Ivan’s soap cut to commercial, and the merits of Huggies diapers were extolled at an excruciating decibel. It was so odd to be back here, so disconcerting. Different, but still the same. Gone was the small kitchen where Nick and I had shared so few meals, where the steam radiators had ticked and hissed as I’d waited for him to come home. Gone was the tiny alcove in the living room where Nick had ensconced himself in front of the computer on the rare nights he made it home before nine or ten. Gone was our old bedroom where we’d fought so often. And yet, here we were, same building, same structure, same foundation. It was glossier and more sophisticated, but it was still the same.


And so were Nick and I.


God, that thought was petrifying. I realized I was gripping the leather arms of Nick’s chair in a stranglehold. But sitting here alone in this apartment, it was far too easy to remember the bitter solitude of my early days here. The helplessness I’d felt as I became invisible to the man I’d loved more than air. The utter terror that paralyzed my heart as I watched him pack. I could still hear the clink of my ring hitting the storm drain, could still see the accusing glare of the cab’s taillights as Nick left me.

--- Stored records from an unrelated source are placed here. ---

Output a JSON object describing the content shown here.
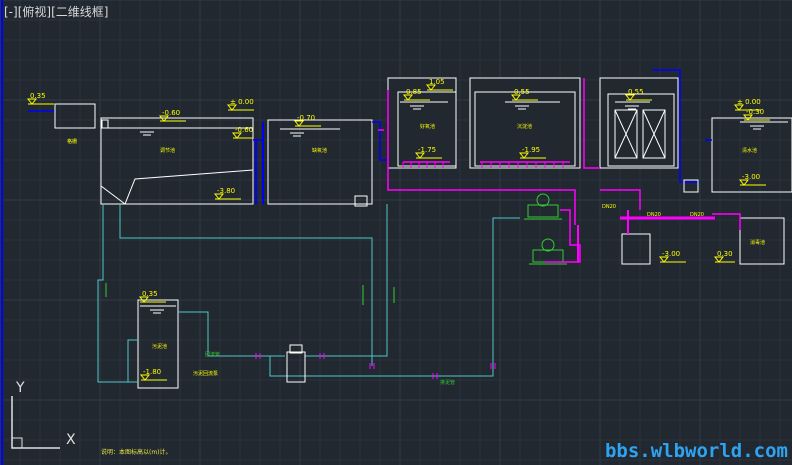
{
  "viewport_label": {
    "minus": "[-]",
    "view": "[俯视]",
    "style": "[二维线框]"
  },
  "watermark": "bbs.wlbworld.com",
  "note": "说明：本图标高以(m)计。",
  "ucs": {
    "y": "Y",
    "x": "X"
  },
  "colors": {
    "background": "#212830",
    "grid_minor": "#2a323b",
    "grid_major": "#313a44",
    "outline": "#ffffff",
    "water_pipe": "#0000ff",
    "sludge_pipe": "#ff00ff",
    "return_pipe": "#4fc9c9",
    "label": "#ffff00",
    "equipment": "#33cc33"
  },
  "elevations": {
    "inlet": "0.35",
    "grit_top": "-0.60",
    "top_000a": "± 0.00",
    "grit_side": "-0.60",
    "grit_bottom": "-3.80",
    "tank2_top": "-0.70",
    "t3_top": "1.05",
    "t3_level": "0.85",
    "t3_bottom": "-1.75",
    "t4_level": "0.55",
    "t4_bottom": "-1.95",
    "t5_level": "0.55",
    "top_000b": "± 0.00",
    "right_top": "-0.30",
    "right_bottom": "-3.00",
    "well_bottom": "-3.00",
    "box_side": "0.30",
    "sludge_top": "0.35",
    "sludge_bottom": "-1.80",
    "dn_a": "DN20",
    "dn_b": "DN20",
    "dn_c": "DN20"
  },
  "tank_labels": {
    "inlet_box": "格栅",
    "grit": "调节池",
    "tank2": "缺氧池",
    "t3": "好氧池",
    "t4": "沉淀池",
    "right": "清水池",
    "box": "消毒池",
    "sludge": "污泥池",
    "sludge_pump": "污泥回流泵",
    "pipe_a": "回流管",
    "pipe_b": "排泥管"
  }
}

My inbox chimed with a new message. Exhaling abruptly—apparently I’d stopped breathing—I heaved myself out of the chair and took a look. BeverLee. I clicked on it, then squinted to make out the curly pink typeface she always used.


Hey there, Sweetheart how are you doing? I’ve been just the tiniest bit worried about you, it being you’ve been gone such a while. Let me know where you’re at, okay? Miss you bunches. xoxox BeverLee. By the way give me a call if you can.


My heart squeezed. I’d never thought of BeverLee and me as being particularly close, but in her eyes, we were tighter than Joan and Melissa Rivers. If she deemed you her BFF, that’s how she’d act, and it would take a SWAT team and a junkyard dog to keep her away. And now she was having to deal with her recalcitrant-to-the-point-of-mute husband telling her their marriage was over. My family life, if odd, had been pretty stable these past twenty years…and now it would be broken once more.


I needed to go home. At the thought, my eyes filled with completely unexpected tears. I didn’t want to leave Nick…but I really had to take a step back. Nick wouldn’t be happy about it. He might even be furious, and my heart died a little at the thought of disappointing him again, of being away from him. I loved Nick, had always loved him, that was undeniable. But maybe…maybe we both needed to step back a little and think. If we were going to work out, we had to be smarter than we were last time. Not to mention the fact that I had a family, a career, people who were waiting for me to come home. I had a cactus, damn it.


I wiped my eyes—holy testicle Tuesday, look at me, crying twice in the same decade, would wonders never cease? Coco cocked her cunning little head and looked at me as if affirming my thoughts. “Time to go home, Coco?” I whispered. She licked my elbow. The hammering of my heart told me I was running away…but sometimes flight was the best course of action. I’d never been able to win a fight with Nick, after all. He could sell a swimming pool to a dolphin.